- Born: March 12, 1973 (age 53) Kuala Lumpur, Malaysia
- Occupation: Fashion designer
- Years active: 2000–present
- Organization: Mellooi Creation Sdn. Bhd.
- Known for: Couture, ready-to-wear, uniform design
- Children: 4
- Website: melindalooi.com

= Melinda Looi =

Malaysian fashion designer

Melinda Looi (Chinese: 吕例霓; born 12 March 1973) is a Malaysian fashion designer. She works in couture, ready-to-wear, and uniform design, and served as president of the Malaysian Official Designers' Association (MODA) from 2019 to 2023.

==Early life and education==
Looi was born in Kuala Lumpur to a family involved in garment manufacturing; her parents operated a pleating workshop known as "Pleats by Looi". She learned sewing and garment construction at an early age.

In 1995, she won the Malaysia Young Designer Award, which granted her a scholarship to study fashion at LaSalle College of the Arts in Montreal, Canada. After completing her studies, she worked briefly in costume design for television and film in Canada before returning to Malaysia.

Looi has four children.

==Career==
===Fashion lines===
In 2000, Looi founded her namesake brand under Mellooi Creation Sdn. Bhd., launching both couture and ready-to-wear collections.

In 2003, she introduced a diffusion line, MELL, targeted at younger consumers.

===Uniform design===
In 2009, Looi expanded into uniform design through her label Uniform Atelier. Uniform Atelier has produced custom uniforms for hotels and corporate clients in Malaysia and overseas, such Hyatt Centric Kuala Lumpur.

In 2021, Looi was included in Tatler Asia’s “Asia’s Most Influential (Malaysia)”.

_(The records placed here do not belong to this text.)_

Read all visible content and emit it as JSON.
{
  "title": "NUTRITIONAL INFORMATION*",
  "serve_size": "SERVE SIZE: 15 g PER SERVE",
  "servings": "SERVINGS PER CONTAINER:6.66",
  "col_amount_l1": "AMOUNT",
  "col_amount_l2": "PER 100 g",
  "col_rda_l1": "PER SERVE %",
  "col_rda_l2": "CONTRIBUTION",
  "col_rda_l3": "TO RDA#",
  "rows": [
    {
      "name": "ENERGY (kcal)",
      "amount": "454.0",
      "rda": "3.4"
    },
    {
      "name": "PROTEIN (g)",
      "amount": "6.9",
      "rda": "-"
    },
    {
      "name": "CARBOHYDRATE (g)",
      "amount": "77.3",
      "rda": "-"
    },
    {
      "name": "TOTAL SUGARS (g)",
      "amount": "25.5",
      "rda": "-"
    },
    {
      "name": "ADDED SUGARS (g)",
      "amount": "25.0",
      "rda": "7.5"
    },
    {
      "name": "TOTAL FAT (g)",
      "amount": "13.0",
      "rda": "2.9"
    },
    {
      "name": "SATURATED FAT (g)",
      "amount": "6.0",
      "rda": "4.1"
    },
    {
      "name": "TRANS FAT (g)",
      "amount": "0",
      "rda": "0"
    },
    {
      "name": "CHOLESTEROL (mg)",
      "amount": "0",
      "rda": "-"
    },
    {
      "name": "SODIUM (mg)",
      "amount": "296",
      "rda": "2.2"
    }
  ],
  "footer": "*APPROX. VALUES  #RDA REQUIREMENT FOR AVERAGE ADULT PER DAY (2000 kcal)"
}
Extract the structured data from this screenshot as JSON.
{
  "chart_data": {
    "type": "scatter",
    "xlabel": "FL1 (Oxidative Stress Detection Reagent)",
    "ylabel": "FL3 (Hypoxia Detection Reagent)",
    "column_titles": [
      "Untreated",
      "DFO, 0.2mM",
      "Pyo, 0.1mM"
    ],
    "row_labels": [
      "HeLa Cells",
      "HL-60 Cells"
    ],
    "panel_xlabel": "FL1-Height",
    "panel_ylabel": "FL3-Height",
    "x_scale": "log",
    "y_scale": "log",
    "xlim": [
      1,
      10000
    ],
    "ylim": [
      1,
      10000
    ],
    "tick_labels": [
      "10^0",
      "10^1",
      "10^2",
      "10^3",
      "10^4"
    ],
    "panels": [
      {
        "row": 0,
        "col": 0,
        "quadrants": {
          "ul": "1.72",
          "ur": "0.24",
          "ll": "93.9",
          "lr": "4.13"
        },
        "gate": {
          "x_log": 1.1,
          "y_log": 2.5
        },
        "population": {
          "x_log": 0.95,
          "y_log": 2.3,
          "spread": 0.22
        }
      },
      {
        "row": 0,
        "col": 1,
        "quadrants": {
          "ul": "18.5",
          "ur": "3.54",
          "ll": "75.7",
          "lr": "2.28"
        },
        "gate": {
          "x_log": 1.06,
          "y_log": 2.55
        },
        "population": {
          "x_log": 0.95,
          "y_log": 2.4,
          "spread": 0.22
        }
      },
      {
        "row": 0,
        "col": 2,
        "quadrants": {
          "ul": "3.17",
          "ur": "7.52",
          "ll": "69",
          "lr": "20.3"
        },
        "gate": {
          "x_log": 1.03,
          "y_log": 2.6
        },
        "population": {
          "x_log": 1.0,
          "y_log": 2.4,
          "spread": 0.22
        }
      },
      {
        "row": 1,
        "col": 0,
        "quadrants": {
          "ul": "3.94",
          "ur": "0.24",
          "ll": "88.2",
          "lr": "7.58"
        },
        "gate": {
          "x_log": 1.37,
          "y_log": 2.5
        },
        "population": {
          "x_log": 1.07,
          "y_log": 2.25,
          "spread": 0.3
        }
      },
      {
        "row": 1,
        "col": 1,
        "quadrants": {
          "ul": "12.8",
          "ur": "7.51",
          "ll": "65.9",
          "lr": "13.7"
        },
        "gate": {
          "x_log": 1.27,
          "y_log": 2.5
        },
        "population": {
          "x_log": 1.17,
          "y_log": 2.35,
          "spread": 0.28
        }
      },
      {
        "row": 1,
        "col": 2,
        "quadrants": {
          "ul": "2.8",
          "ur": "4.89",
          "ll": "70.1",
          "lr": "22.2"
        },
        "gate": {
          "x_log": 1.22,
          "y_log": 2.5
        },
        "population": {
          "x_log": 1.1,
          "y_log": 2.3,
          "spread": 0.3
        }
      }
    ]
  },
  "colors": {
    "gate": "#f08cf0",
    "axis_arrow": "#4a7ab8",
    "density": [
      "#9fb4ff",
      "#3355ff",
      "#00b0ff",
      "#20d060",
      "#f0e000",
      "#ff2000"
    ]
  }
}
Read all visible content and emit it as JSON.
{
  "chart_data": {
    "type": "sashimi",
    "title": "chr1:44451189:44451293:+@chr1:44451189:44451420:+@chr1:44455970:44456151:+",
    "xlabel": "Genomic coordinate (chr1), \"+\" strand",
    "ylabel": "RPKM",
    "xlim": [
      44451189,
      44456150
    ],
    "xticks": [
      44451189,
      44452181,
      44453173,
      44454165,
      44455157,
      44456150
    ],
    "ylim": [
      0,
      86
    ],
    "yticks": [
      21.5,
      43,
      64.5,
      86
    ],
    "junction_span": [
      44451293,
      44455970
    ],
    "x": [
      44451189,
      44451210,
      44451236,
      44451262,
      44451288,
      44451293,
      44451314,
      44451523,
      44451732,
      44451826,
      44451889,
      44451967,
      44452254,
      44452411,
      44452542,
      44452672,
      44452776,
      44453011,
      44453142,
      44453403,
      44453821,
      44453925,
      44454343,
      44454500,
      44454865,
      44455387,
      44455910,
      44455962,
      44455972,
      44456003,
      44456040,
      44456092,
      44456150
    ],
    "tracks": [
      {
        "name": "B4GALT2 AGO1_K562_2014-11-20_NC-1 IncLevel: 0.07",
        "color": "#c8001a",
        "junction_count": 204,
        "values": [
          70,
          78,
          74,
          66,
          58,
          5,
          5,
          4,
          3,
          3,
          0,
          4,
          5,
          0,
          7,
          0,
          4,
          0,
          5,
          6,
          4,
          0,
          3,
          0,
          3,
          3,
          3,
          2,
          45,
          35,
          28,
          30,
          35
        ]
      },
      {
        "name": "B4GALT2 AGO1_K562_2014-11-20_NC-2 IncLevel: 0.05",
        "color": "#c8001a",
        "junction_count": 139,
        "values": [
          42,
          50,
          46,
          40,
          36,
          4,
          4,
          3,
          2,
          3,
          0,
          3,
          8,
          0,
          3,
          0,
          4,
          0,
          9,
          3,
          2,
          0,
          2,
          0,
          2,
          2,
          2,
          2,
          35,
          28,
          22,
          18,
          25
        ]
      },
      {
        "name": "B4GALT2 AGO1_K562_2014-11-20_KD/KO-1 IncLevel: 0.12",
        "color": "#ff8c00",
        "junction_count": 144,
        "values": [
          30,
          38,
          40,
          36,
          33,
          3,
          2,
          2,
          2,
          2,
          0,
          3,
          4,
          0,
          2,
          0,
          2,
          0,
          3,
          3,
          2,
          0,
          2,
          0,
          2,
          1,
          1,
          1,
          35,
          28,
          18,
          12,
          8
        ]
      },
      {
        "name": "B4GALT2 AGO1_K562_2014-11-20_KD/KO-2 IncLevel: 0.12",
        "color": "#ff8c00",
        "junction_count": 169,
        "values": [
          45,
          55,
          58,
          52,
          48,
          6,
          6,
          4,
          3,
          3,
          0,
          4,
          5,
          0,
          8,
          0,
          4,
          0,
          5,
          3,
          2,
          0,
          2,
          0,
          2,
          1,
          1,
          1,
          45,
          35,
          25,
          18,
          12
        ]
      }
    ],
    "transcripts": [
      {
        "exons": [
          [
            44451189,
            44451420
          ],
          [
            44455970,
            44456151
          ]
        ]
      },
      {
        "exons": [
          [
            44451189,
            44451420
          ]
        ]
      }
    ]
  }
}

In 2024, Looi debuted a cultural-fusion collection featuring batik motifs and beadwork. Later that year, she collaborated with Penan artisans in Sarawak to create a rattan-based gown worn by singer Aina Abdul.

In 2025, Chinese actress Fan Bingbing wore a bespoke Baju Kurung designed by Looi for her Datukship conferment ceremony.